Life gets real One Step at a Time.

Goodmorning everyone and thanks for your Shares and letting me post.

Life gets real for me only by Gods Grace One Day at a time. It's purely by God giving me and you a Special Gift because of the willingness to just try something to get off the rollercoaster of constant addiction and oblivion. For me my choice of drugs boiled down 28 years of messing around with serious Cocaine and alcohol. The chasing money and the lifestyle that it carried with it. I was a miserable woman then. Today I am so much better, not perfect but better.
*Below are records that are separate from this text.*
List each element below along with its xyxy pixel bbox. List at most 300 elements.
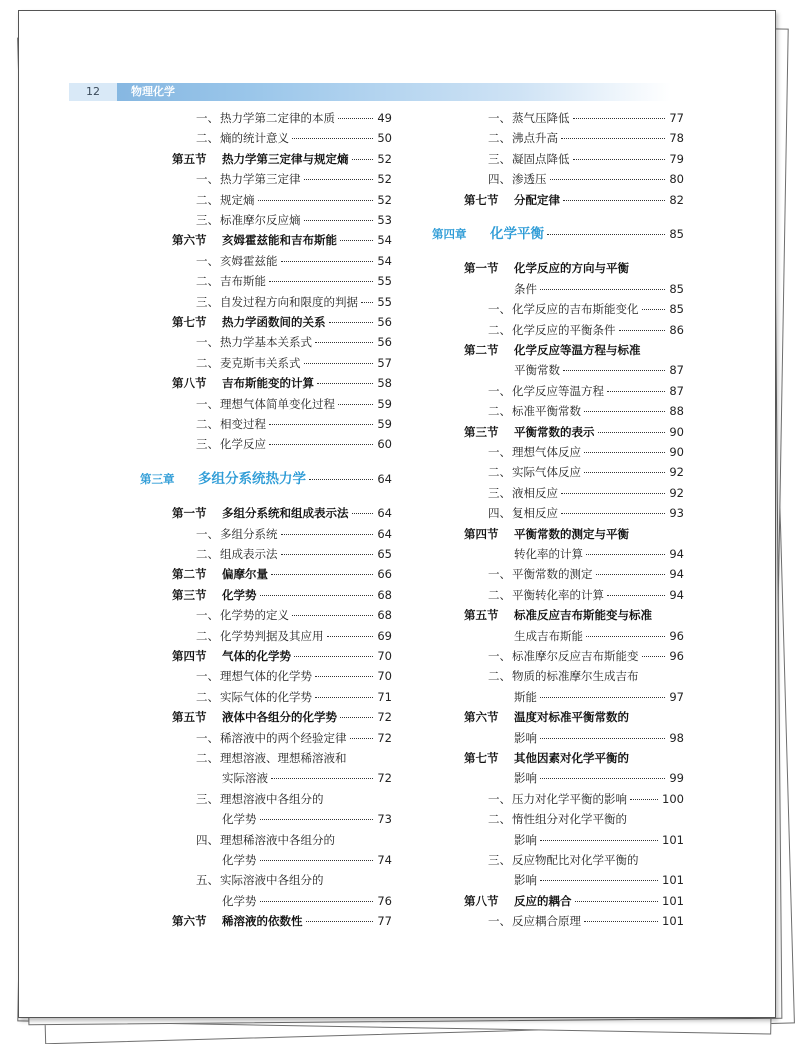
dot-leader: [550, 179, 666, 180]
toc-subsection-entry: [404, 299, 684, 319]
toc-subsection-entry: [404, 320, 684, 340]
toc-subsection-entry: [112, 108, 392, 128]
toc-entry-number: 二、: [488, 322, 511, 337]
toc-page-number: 54: [377, 233, 392, 248]
toc-entry-title: 平衡常数: [514, 363, 560, 378]
toc-subsection-entry: [112, 544, 392, 564]
toc-subsection-entry: [112, 251, 392, 271]
toc-entry-title: 多组分系统: [220, 526, 278, 541]
toc-subsection-entry: [112, 524, 392, 544]
toc-section-entry: [404, 891, 684, 911]
toc-page-number: 88: [669, 404, 684, 419]
dot-leader: [260, 860, 374, 861]
toc-page-number: 72: [377, 710, 392, 725]
toc-subsection-entry: [112, 626, 392, 646]
dot-leader: [304, 220, 374, 221]
toc-entry-title: 转化率的计算: [514, 547, 583, 561]
toc-entry-number: 第三节: [464, 424, 499, 439]
toc-subsection-entry: [112, 768, 392, 788]
toc-entry-title: 熵的统计意义: [220, 131, 289, 146]
dot-leader: [294, 656, 373, 657]
toc-subsection-entry: [112, 353, 392, 373]
toc-entry-title: 规定熵: [220, 192, 255, 207]
toc-page-number: 70: [377, 649, 392, 663]
toc-entry-title: 理想气体的化学势: [220, 669, 312, 684]
toc-page-number: 77: [377, 914, 392, 929]
toc-entry-number: 二、: [196, 689, 219, 704]
toc-page-number: 77: [669, 111, 684, 125]
dot-leader: [338, 404, 373, 405]
dot-leader: [317, 383, 373, 384]
dot-leader: [269, 281, 373, 282]
toc-subsection-entry: [404, 646, 684, 666]
toc-subsection-entry: [112, 169, 392, 189]
toc-page-number: 94: [669, 547, 684, 561]
toc-subsection-entry: [404, 108, 684, 128]
toc-page-number: 66: [377, 567, 392, 582]
toc-subsection-entry: [404, 169, 684, 189]
toc-entry-number: 第五节: [172, 151, 207, 166]
dot-leader: [269, 424, 373, 425]
toc-entry-number: 第六节: [464, 710, 499, 725]
toc-entry-title: 热力学基本关系式: [220, 335, 312, 350]
toc-entry-number: 三、: [488, 151, 511, 166]
toc-section-entry: [112, 312, 392, 332]
dot-leader: [586, 554, 665, 555]
toc-entry-number: 第八节: [172, 376, 207, 391]
dot-leader: [271, 778, 373, 779]
toc-subsection-entry: [112, 414, 392, 434]
toc-subsection-entry: [112, 394, 392, 414]
toc-entry-title: 气体的化学势: [222, 649, 291, 663]
dot-leader: [561, 138, 665, 139]
toc-page-number: 64: [377, 471, 392, 486]
toc-entry-title: 反应耦合原理: [512, 914, 581, 929]
toc-subsection-entry: [112, 891, 392, 911]
toc-entry-title: 凝固点降低: [512, 151, 570, 166]
toc-entry-title: 液体中各组分的化学势: [222, 710, 337, 725]
toc-entry-number: 第八节: [464, 893, 499, 908]
toc-subsection-entry: [112, 850, 392, 870]
toc-page-number: 96: [669, 649, 684, 663]
toc-page-number: 85: [669, 227, 684, 241]
dot-leader: [573, 118, 666, 119]
toc-entry-title: 理想气体反应: [512, 445, 581, 459]
toc-entry-number: 第四章: [432, 227, 467, 241]
toc-subsection-entry: [112, 870, 392, 890]
toc-entry-title: 化学反应的方向与平衡: [514, 261, 629, 276]
dot-leader: [584, 411, 665, 412]
toc-page-number: 90: [669, 445, 684, 459]
toc-page-number: 59: [377, 417, 392, 431]
toc-subsection-entry: [404, 809, 684, 829]
dot-leader: [607, 391, 665, 392]
toc-section-entry: [112, 230, 392, 250]
toc-section-entry: [404, 748, 684, 768]
toc-entry-title: 实际溶液: [222, 771, 268, 786]
dot-leader: [540, 880, 658, 881]
toc-entry-title: 化学势: [222, 893, 257, 908]
toc-entry-title: 影响: [514, 873, 537, 888]
toc-page-number: 80: [669, 172, 684, 187]
toc-page-number: 74: [377, 853, 392, 867]
toc-entry-number: 一、: [196, 253, 219, 268]
toc-page-number: 53: [377, 213, 392, 227]
dot-leader: [561, 513, 665, 514]
toc-page-number: 92: [669, 465, 684, 480]
toc-page-number: 87: [669, 383, 684, 398]
toc-page-number: 70: [377, 669, 392, 684]
toc-entry-number: 二、: [196, 547, 219, 561]
toc-entry-number: 第五节: [172, 710, 207, 725]
toc-subsection-entry: [112, 728, 392, 748]
toc-section-entry: [404, 340, 684, 360]
toc-subsection-entry: [404, 442, 684, 462]
toc-page-number: 78: [669, 131, 684, 146]
toc-page-number: 55: [377, 274, 392, 289]
toc-subsection-entry: [404, 462, 684, 482]
toc-page-number: 97: [669, 689, 684, 704]
toc-page-number: 85: [669, 302, 684, 317]
toc-page-number: 64: [377, 506, 392, 521]
toc-entry-number: 三、: [196, 294, 219, 309]
dot-leader: [361, 302, 373, 303]
toc-page-number: 98: [669, 730, 684, 745]
toc-entry-title: 平衡常数的测定与平衡: [514, 526, 629, 541]
toc-entry-title: 多组分系统和组成表示法: [222, 506, 349, 521]
toc-entry-title: 理想稀溶液中各组分的: [220, 832, 335, 847]
toc-entry-number: 四、: [488, 506, 511, 521]
dot-leader: [340, 240, 373, 241]
toc-entry-number: 三、: [196, 213, 219, 227]
toc-page-number: 57: [377, 355, 392, 370]
dot-leader: [630, 799, 658, 800]
toc-subsection-entry: [404, 503, 684, 523]
toc-page-number: 79: [669, 151, 684, 166]
toc-section-entry: [404, 524, 684, 544]
toc-entry-title: 稀溶液中的两个经验定律: [220, 730, 347, 745]
toc-entry-number: 二、: [196, 751, 219, 765]
toc-entry-number: 一、: [488, 567, 511, 582]
toc-entry-title: 化学反应: [220, 437, 266, 452]
toc-subsection-entry: [404, 381, 684, 401]
toc-section-entry: [404, 626, 684, 646]
dot-leader: [547, 234, 665, 235]
toc-entry-number: 第六节: [172, 233, 207, 248]
toc-entry-title: 吉布斯能变的计算: [222, 376, 314, 391]
dot-leader: [304, 363, 374, 364]
toc-entry-title: 化学平衡: [490, 226, 544, 242]
toc-section-entry: [112, 585, 392, 605]
dot-leader: [292, 138, 373, 139]
toc-page-number: 86: [669, 322, 684, 337]
toc-entry-number: 一、: [196, 335, 219, 350]
toc-entry-title: 化学反应的平衡条件: [512, 322, 616, 337]
toc-section-entry: [112, 149, 392, 169]
toc-page-number: 59: [377, 396, 392, 411]
toc-subsection-entry: [112, 666, 392, 686]
toc-entry-title: 稀溶液的依数性: [222, 914, 303, 929]
toc-page-number: 52: [377, 192, 392, 207]
dot-leader: [642, 656, 666, 657]
toc-section-entry: [404, 190, 684, 210]
dot-leader: [329, 322, 374, 323]
dot-leader: [563, 200, 665, 201]
toc-page-number: 101: [662, 893, 684, 908]
toc-section-entry: [112, 503, 392, 523]
toc-entry-number: 三、: [196, 791, 219, 806]
toc-entry-title: 麦克斯韦关系式: [220, 355, 301, 370]
toc-entry-number: 第六节: [172, 914, 207, 929]
dot-leader: [563, 370, 665, 371]
toc-section-entry: [112, 646, 392, 666]
toc-entry-number: 一、: [196, 396, 219, 411]
toc-subsection-entry: [112, 210, 392, 230]
toc-page-number: 52: [377, 151, 392, 166]
toc-subsection-entry: [112, 605, 392, 625]
toc-page-number: 54: [377, 253, 392, 268]
toc-section-entry: [112, 373, 392, 393]
toc-entry-number: 二、: [488, 404, 511, 419]
toc-entry-number: 一、: [196, 172, 219, 187]
toc-page-number: 101: [662, 873, 684, 888]
toc-entry-title: 条件: [514, 281, 537, 296]
toc-entry-title: 热力学第三定律: [220, 172, 301, 187]
dot-leader: [540, 778, 665, 779]
dot-leader: [315, 342, 373, 343]
running-header: [69, 83, 671, 101]
toc-page-number: 73: [377, 812, 392, 827]
toc-page-number: 56: [377, 335, 392, 350]
toc-entry-title: 蒸气压降低: [512, 111, 570, 125]
toc-entry-number: 二、: [488, 587, 511, 602]
toc-subsection-entry: [112, 748, 392, 768]
toc-page-number: 101: [662, 914, 684, 929]
dot-leader: [315, 697, 373, 698]
toc-entry-number: 第三章: [140, 471, 175, 486]
toc-page-number: 96: [669, 628, 684, 643]
toc-entry-title: 复相反应: [512, 506, 558, 521]
toc-entry-title: 标准摩尔反应吉布斯能变: [512, 649, 639, 663]
toc-page-number: 64: [377, 526, 392, 541]
toc-entry-number: 一、: [488, 914, 511, 929]
toc-entry-title: 理想气体简单变化过程: [220, 396, 335, 411]
toc-entry-title: 亥姆霍兹能: [220, 253, 278, 268]
toc-entry-number: 第三节: [172, 587, 207, 602]
toc-entry-number: 二、: [488, 812, 511, 827]
toc-entry-title: 吉布斯能: [220, 274, 266, 289]
toc-entry-title: 斯能: [514, 689, 537, 704]
toc-entry-title: 化学势: [222, 812, 257, 827]
dot-leader: [338, 118, 373, 119]
toc-entry-title: 液相反应: [512, 485, 558, 500]
toc-section-entry: [404, 728, 684, 748]
toc-page-number: 90: [669, 424, 684, 439]
toc-subsection-entry: [404, 149, 684, 169]
toc-page-number: 85: [669, 281, 684, 296]
toc-section-entry: [404, 707, 684, 727]
toc-entry-number: 一、: [196, 608, 219, 623]
toc-page-number: 50: [377, 131, 392, 146]
toc-page-number: 82: [669, 192, 684, 207]
toc-entry-number: 第五节: [464, 608, 499, 623]
toc-entry-title: 相变过程: [220, 417, 266, 431]
toc-entry-number: 二、: [488, 669, 511, 684]
toc-entry-number: 二、: [196, 355, 219, 370]
toc-section-entry: [404, 360, 684, 380]
toc-entry-number: 五、: [196, 873, 219, 888]
toc-page-number: 101: [662, 832, 684, 847]
toc-entry-number: 一、: [196, 730, 219, 745]
toc-entry-title: 理想溶液、理想稀溶液和: [220, 751, 347, 765]
dot-leader: [561, 493, 665, 494]
toc-entry-title: 化学反应的吉布斯能变化: [512, 302, 639, 317]
toc-entry-number: 一、: [488, 111, 511, 125]
toc-entry-title: 生成吉布斯能: [514, 628, 583, 643]
toc-entry-title: 分配定律: [514, 192, 560, 207]
toc-page-number: 65: [377, 547, 392, 561]
toc-subsection-entry: [404, 666, 684, 686]
toc-subsection-entry: [404, 401, 684, 421]
toc-entry-title: 化学反应等温方程: [512, 383, 604, 398]
toc-page-number: 52: [377, 172, 392, 187]
toc-entry-title: 化学势: [222, 587, 257, 602]
dot-leader: [281, 261, 374, 262]
toc-page-number: 76: [377, 893, 392, 908]
toc-entry-number: 二、: [196, 274, 219, 289]
toc-subsection-entry: [404, 687, 684, 707]
toc-page-number: 92: [669, 485, 684, 500]
toc-entry-title: 实际气体的化学势: [220, 689, 312, 704]
toc-entry-number: 二、: [488, 131, 511, 146]
toc-page-number: 71: [377, 689, 392, 704]
dot-leader: [584, 452, 665, 453]
toc-page-number: 72: [377, 730, 392, 745]
toc-subsection-entry: [404, 870, 684, 890]
toc-entry-title: 热力学函数间的关系: [222, 315, 326, 329]
dot-leader: [573, 159, 666, 160]
toc-section-entry: [404, 279, 684, 299]
toc-entry-title: 压力对化学平衡的影响: [512, 791, 627, 806]
toc-entry-number: 一、: [488, 302, 511, 317]
toc-subsection-entry: [112, 128, 392, 148]
toc-page-number: 93: [669, 506, 684, 521]
toc-subsection-entry: [404, 830, 684, 850]
toc-entry-number: 三、: [488, 485, 511, 500]
toc-subsection-entry: [404, 564, 684, 584]
toc-entry-number: 第七节: [464, 751, 499, 765]
toc-entry-title: 标准反应吉布斯能变与标准: [514, 608, 652, 623]
toc-subsection-entry: [112, 434, 392, 454]
toc-entry-title: 自发过程方向和限度的判据: [220, 294, 358, 309]
toc-entry-title: 化学反应等温方程与标准: [514, 343, 641, 357]
dot-leader: [607, 595, 665, 596]
toc-page-number: 72: [377, 771, 392, 786]
dot-leader: [598, 432, 666, 433]
toc-entry-number: 二、: [196, 628, 219, 643]
toc-entry-number: 第二节: [172, 567, 207, 582]
toc-entry-number: 三、: [196, 437, 219, 452]
toc-page-number: 99: [669, 771, 684, 786]
dot-leader: [260, 595, 374, 596]
toc-entry-number: 二、: [196, 131, 219, 146]
toc-entry-title: 影响: [514, 771, 537, 786]
dot-leader: [352, 513, 374, 514]
toc-entry-number: 第七节: [464, 192, 499, 207]
toc-section-entry: [404, 422, 684, 442]
toc-section-entry: [112, 911, 392, 931]
toc-entry-title: 热力学第二定律的本质: [220, 111, 335, 125]
dot-leader: [327, 636, 374, 637]
toc-entry-title: 温度对标准平衡常数的: [514, 710, 629, 725]
toc-page-number: 58: [377, 376, 392, 391]
toc-page-number: 68: [377, 608, 392, 623]
dot-leader: [315, 676, 373, 677]
toc-entry-title: 反应物配比对化学平衡的: [512, 853, 639, 867]
dot-leader: [586, 636, 665, 637]
toc-entry-number: 第四节: [172, 649, 207, 663]
toc-chapter-entry: [404, 224, 684, 244]
toc-entry-title: 平衡常数的表示: [514, 424, 595, 439]
toc-subsection-entry: [112, 789, 392, 809]
dot-leader: [540, 738, 665, 739]
toc-entry-number: 二、: [196, 192, 219, 207]
dot-leader: [309, 479, 373, 480]
dot-leader: [271, 574, 373, 575]
toc-page-number: 55: [377, 294, 392, 309]
toc-entry-title: 化学势: [222, 853, 257, 867]
toc-entry-number: 一、: [196, 669, 219, 684]
toc-entry-number: 一、: [488, 791, 511, 806]
toc-section-entry: [112, 564, 392, 584]
toc-entry-number: 第一节: [464, 261, 499, 276]
toc-subsection-entry: [112, 830, 392, 850]
toc-entry-number: 四、: [196, 832, 219, 847]
toc-section-entry: [404, 768, 684, 788]
toc-subsection-entry: [112, 809, 392, 829]
toc-page-number: 68: [377, 587, 392, 602]
dot-leader: [352, 159, 374, 160]
dot-leader: [281, 534, 374, 535]
toc-entry-number: 三、: [488, 853, 511, 867]
page-number: 12: [69, 83, 117, 101]
dot-leader: [269, 444, 373, 445]
dot-leader: [642, 309, 666, 310]
toc-subsection-entry: [112, 687, 392, 707]
toc-entry-title: 化学势的定义: [220, 608, 289, 623]
dot-leader: [306, 921, 374, 922]
toc-page-number: 94: [669, 587, 684, 602]
dot-leader: [260, 819, 374, 820]
toc-subsection-entry: [404, 911, 684, 931]
toc-entry-number: 四、: [488, 172, 511, 187]
dot-leader: [584, 921, 658, 922]
dot-leader: [619, 330, 666, 331]
toc-page-number: 69: [377, 628, 392, 643]
toc-page-number: 60: [377, 437, 392, 452]
toc-subsection-entry: [112, 271, 392, 291]
toc-subsection-entry: [404, 789, 684, 809]
dot-leader: [304, 179, 374, 180]
dot-leader: [258, 200, 374, 201]
toc-entry-number: 第七节: [172, 315, 207, 329]
toc-subsection-entry: [112, 292, 392, 312]
dot-leader: [281, 554, 374, 555]
toc-entry-number: 二、: [488, 465, 511, 480]
toc-entry-title: 亥姆霍兹能和吉布斯能: [222, 233, 337, 248]
toc-chapter-entry: [112, 469, 392, 489]
toc-entry-number: 第一节: [172, 506, 207, 521]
REAL LIVING in Sobriety, discipline, and the relationships that we each are given during our entrance of Recovery. Then after we have finished our 12th Step a "SPIRITUAL AWAKENING" that is talked about and that many can Testify about in Recovery is Powerful. It was for me, I certainly transformed into someone different right away.

Step 11 in Narcotics Anonymous states on page 43 that " As noted everywhere, our prayers seemed to work as soon as we entered the program of Narcotic anonymous and we surrendered to our disease.

For me my growth comes from Gods Will in my life everday. As he guides my fingers to type this on the message board for those of you that are getting something from it. I am so grateful.

Keep reading and TAKE WHAT you WANT and LEAVE the REST. Live and Let Live, LEt Go Let God, Stay away from Slippery People Places and Things. Love your neighbor as yourself.


After saying my prayers of thanks and praise to God then asking for God to lead me during my day, and for His perfect Will to be done in my life for today. It turns out to be a great day for me if I am not the driver of the car.

Everyday is a New Day for all of us. It is but a faint memory to look back at who I was 13 and 1/2 years ago. That person has all but disappeared because of the GIfts that I received early on in learning the Simplest of 12- Step programs. The 12- Steps of Recovery showed me how to get real and live in a real world.

Each Sponsor has shown me how to go just a little bit further and that someone really can care about me without deserting me even when the road is rough. I was a very SICK WOMAN a liar a cheat, a theif. Today I am not that woman that I was and I am so GRATEFUL to GOd first, my husband, friends, to the program, church, and the strangers he puts into my life path everyday that Minister to me. To make me into the Woman I am today.